Almost half of firearm killings in the seven years to 1997 involved weapons which are now prohibited or restricted following the slaughter of 35 people at Port Arthur in 1996, according to Australian Institute of Criminology research.

But gun groups say the new controls have created a thriving black market.

“Before registration, there was no illegal market for long arms and semi-automatics,” the president of the Firearm Owners’ Association of Australia, Mr Ron Owen, said. “Now the black market of pistols has increased tenfold, and both criminals and non-criminals seek them.

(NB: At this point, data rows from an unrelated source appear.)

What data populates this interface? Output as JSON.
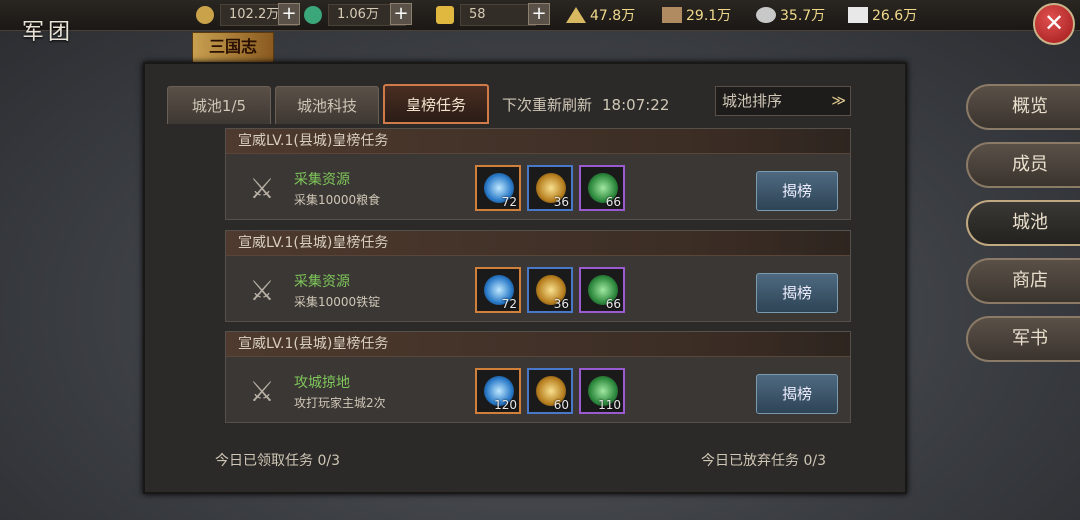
{
  "header": {
    "title": "军团",
    "logo_text": "三国志",
    "resources_left": [
      {
        "value": "102.2万",
        "color": "#c9a24a"
      },
      {
        "value": "1.06万",
        "color": "#3aa67a"
      },
      {
        "value": "58",
        "color": "#e0b840"
      }
    ],
    "resources_right": [
      {
        "value": "47.8万",
        "color": "#d8b860"
      },
      {
        "value": "29.1万",
        "color": "#b08a60"
      },
      {
        "value": "35.7万",
        "color": "#c8c8c8"
      },
      {
        "value": "26.6万",
        "color": "#e8e8e8"
      }
    ],
    "plus_label": "+",
    "close_label": "✕"
  },
  "tabs": [
    {
      "label": "城池1/5",
      "active": false
    },
    {
      "label": "城池科技",
      "active": false
    },
    {
      "label": "皇榜任务",
      "active": true
    }
  ],
  "refresh": {
    "label": "下次重新刷新",
    "time": "18:07:22"
  },
  "sort": {
    "label": "城池排序",
    "chevron": "≫"
  },
  "tasks": [
    {
      "title": "宣威LV.1(县城)皇榜任务",
      "name": "采集资源",
      "desc": "采集10000粮食",
      "rewards": [
        "72",
        "36",
        "66"
      ],
      "button": "揭榜"
    },
    {
      "title": "宣威LV.1(县城)皇榜任务",
      "name": "采集资源",
      "desc": "采集10000铁锭",
      "rewards": [
        "72",
        "36",
        "66"
      ],
      "button": "揭榜"
    },
    {
      "title": "宣威LV.1(县城)皇榜任务",
      "name": "攻城掠地",
      "desc": "攻打玩家主城2次",
      "rewards": [
        "120",
        "60",
        "110"
      ],
      "button": "揭榜"
    }
  ],
  "footer": {
    "accepted": "今日已领取任务 0/3",
    "abandoned": "今日已放弃任务 0/3"
  },
  "side_nav": [
    {
      "label": "概览",
      "active": false
    },
    {
      "label": "成员",
      "active": false
    },
    {
      "label": "城池",
      "active": true
    },
    {
      "label": "商店",
      "active": false
    },
    {
      "label": "军书",
      "active": false
    }
  ]
}
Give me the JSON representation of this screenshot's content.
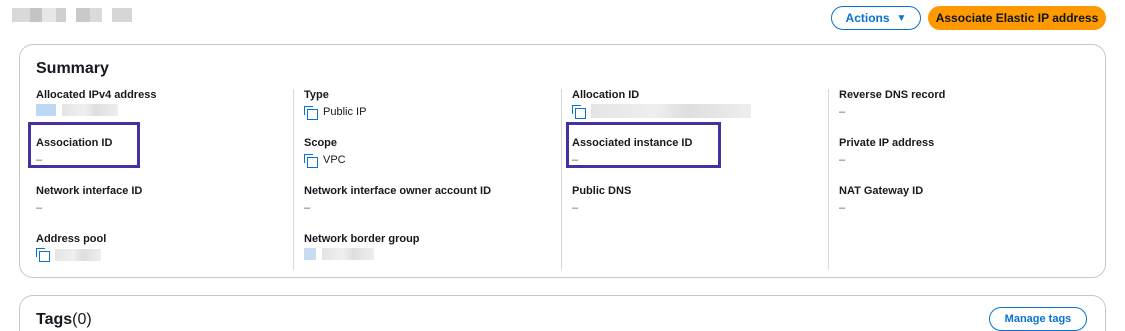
{
  "header": {
    "actions_label": "Actions",
    "associate_label": "Associate Elastic IP address"
  },
  "summary": {
    "title": "Summary",
    "fields": {
      "allocated_ipv4": {
        "label": "Allocated IPv4 address"
      },
      "association_id": {
        "label": "Association ID",
        "value": "–"
      },
      "network_interface_id": {
        "label": "Network interface ID",
        "value": "–"
      },
      "address_pool": {
        "label": "Address pool"
      },
      "type": {
        "label": "Type",
        "value": "Public IP"
      },
      "scope": {
        "label": "Scope",
        "value": "VPC"
      },
      "ni_owner_account_id": {
        "label": "Network interface owner account ID",
        "value": "–"
      },
      "network_border_group": {
        "label": "Network border group"
      },
      "allocation_id": {
        "label": "Allocation ID"
      },
      "associated_instance_id": {
        "label": "Associated instance ID",
        "value": "–"
      },
      "public_dns": {
        "label": "Public DNS",
        "value": "–"
      },
      "reverse_dns_record": {
        "label": "Reverse DNS record",
        "value": "–"
      },
      "private_ip_address": {
        "label": "Private IP address",
        "value": "–"
      },
      "nat_gateway_id": {
        "label": "NAT Gateway ID",
        "value": "–"
      }
    }
  },
  "tags": {
    "title": "Tags",
    "count": "(0)",
    "manage_label": "Manage tags"
  },
  "colors": {
    "link_blue": "#0972d3",
    "primary_orange": "#ff9900",
    "highlight_purple": "#4631a3"
  }
}
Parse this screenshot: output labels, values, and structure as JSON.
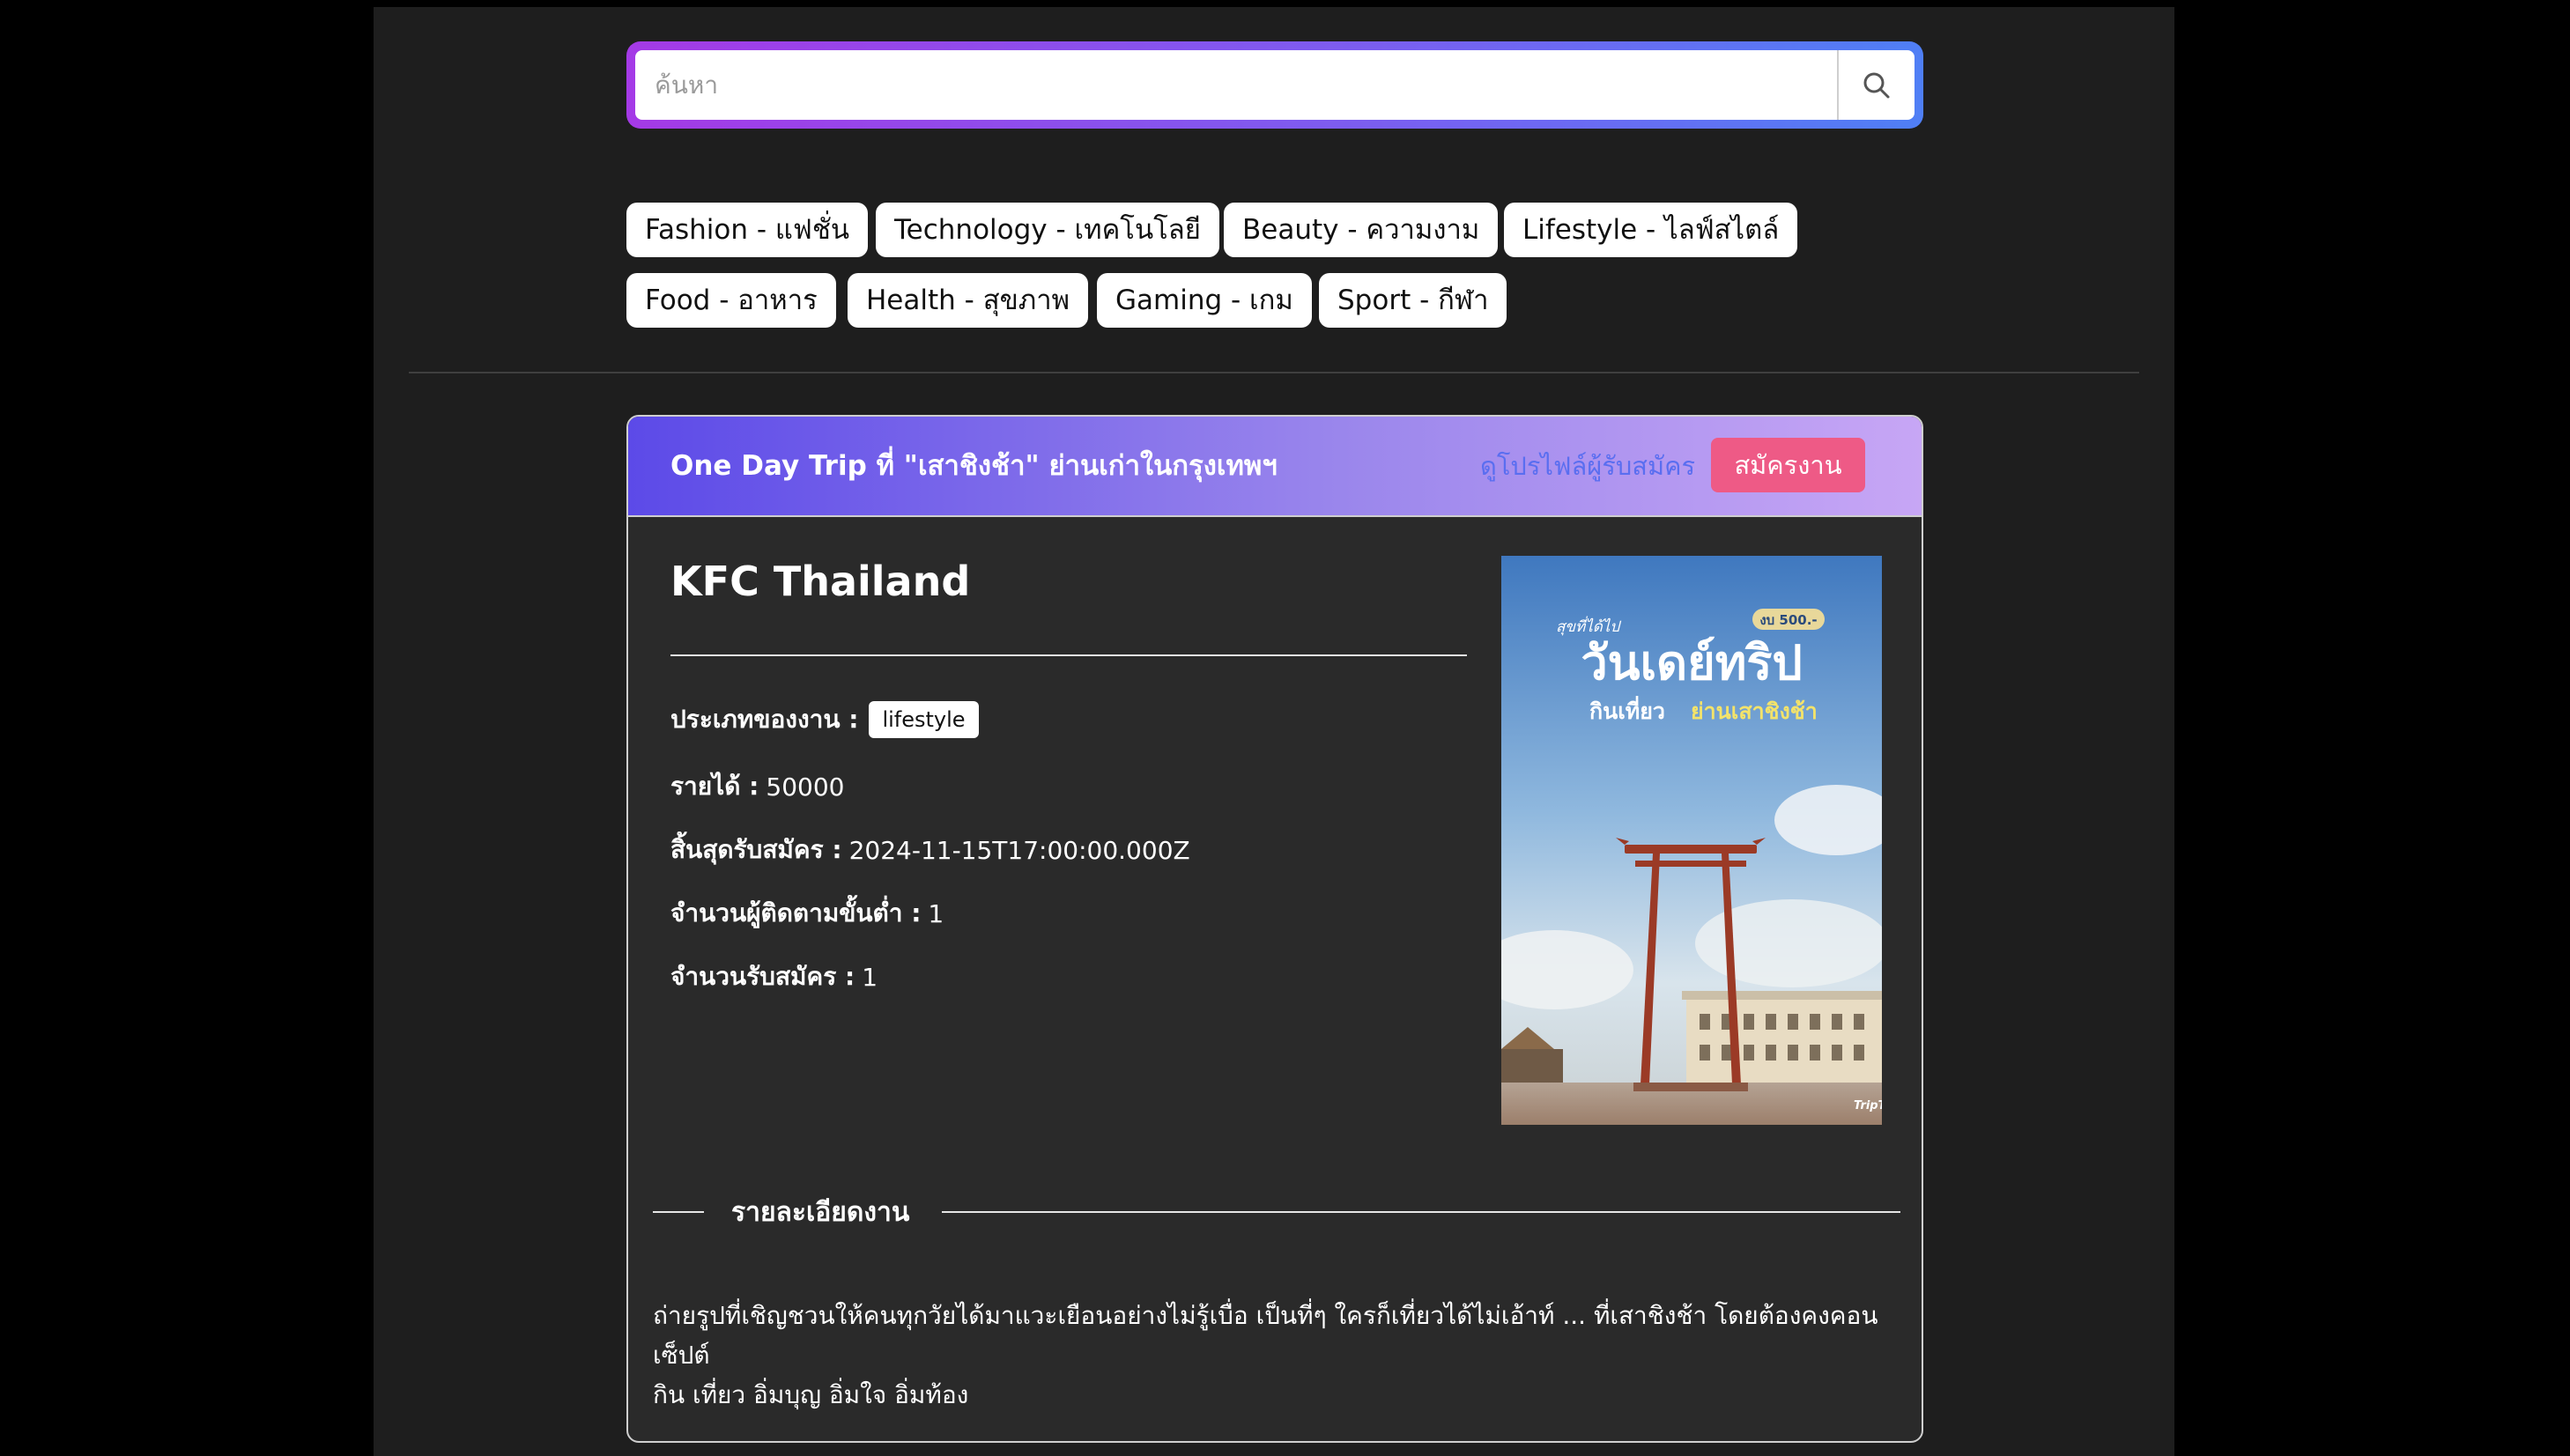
{
  "search": {
    "placeholder": "ค้นหา"
  },
  "categories": [
    "Fashion - แฟชั่น",
    "Technology - เทคโนโลยี",
    "Beauty - ความงาม",
    "Lifestyle - ไลฟ์สไตล์",
    "Food - อาหาร",
    "Health - สุขภาพ",
    "Gaming - เกม",
    "Sport - กีฬา"
  ],
  "job": {
    "title": "One Day Trip ที่ \"เสาชิงช้า\" ย่านเก่าในกรุงเทพฯ",
    "profile_link": "ดูโปรไฟล์ผู้รับสมัคร",
    "apply_label": "สมัครงาน",
    "company": "KFC Thailand",
    "type_label": "ประเภทของงาน :",
    "type_value": "lifestyle",
    "income_label": "รายได้ :",
    "income_value": "50000",
    "deadline_label": "สิ้นสุดรับสมัคร :",
    "deadline_value": "2024-11-15T17:00:00.000Z",
    "min_followers_label": "จำนวนผู้ติดตามขั้นต่ำ :",
    "min_followers_value": "1",
    "openings_label": "จำนวนรับสมัคร :",
    "openings_value": "1",
    "details_heading": "รายละเอียดงาน",
    "description_line1": "ถ่ายรูปที่เชิญชวนให้คนทุกวัยได้มาแวะเยือนอย่างไม่รู้เบื่อ เป็นที่ๆ ใครก็เที่ยวได้ไม่เอ้าท์ ... ที่เสาชิงช้า โดยต้องคงคอนเซ็ปต์",
    "description_line2": "กิน เที่ยว อิ่มบุญ อิ่มใจ อิ่มท้อง"
  },
  "poster": {
    "small_text": "สุขที่ได้ไป",
    "headline": "วันเดย์ทริป",
    "subline_a": "กินเที่ยว",
    "subline_b": "ย่านเสาชิงช้า",
    "price_badge": "งบ 500.-",
    "brand": "TripTH"
  },
  "colors": {
    "search_gradient": [
      "#a43ae6",
      "#4f7ff5"
    ],
    "header_gradient": [
      "#5c4ae8",
      "#c7a6f5"
    ],
    "apply_button": "#ee5a86",
    "profile_link": "#5a6ef0"
  },
  "icons": {
    "search": "search-icon"
  }
}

And the black market of machine-guns has at least tripled.” However, the national spokesman for the Coalition for Gun Control, Mr Roland Brown, described the $500 million gun buy-back scheme which has taken 640,000 weapons out of circulation as an “unqualified success”. “Australia is a safer place,” he said.

But the 1997 statistics were “next to useless” because the new national laws were not in force completely until July this year.

“Figures for 2000 or 2001 will be more useful,” he said.

“It can take five or 10 years for these laws to become fully effective and for the results to show. A good performance indicator is that there has been a change in the composition of arsenals of guns.

“No longer are most people able to own semi-automatics or pump action shotguns.

“Rapid-fire weapons are just about finished in Australia – and this has reduced the prospect of mass killings significantly.”

The gun control lobby also says crime statistics can be misleading. Latest research shows that a third of all firearm murders involve intimate partners and a fifth is followed by the suicide of the offender.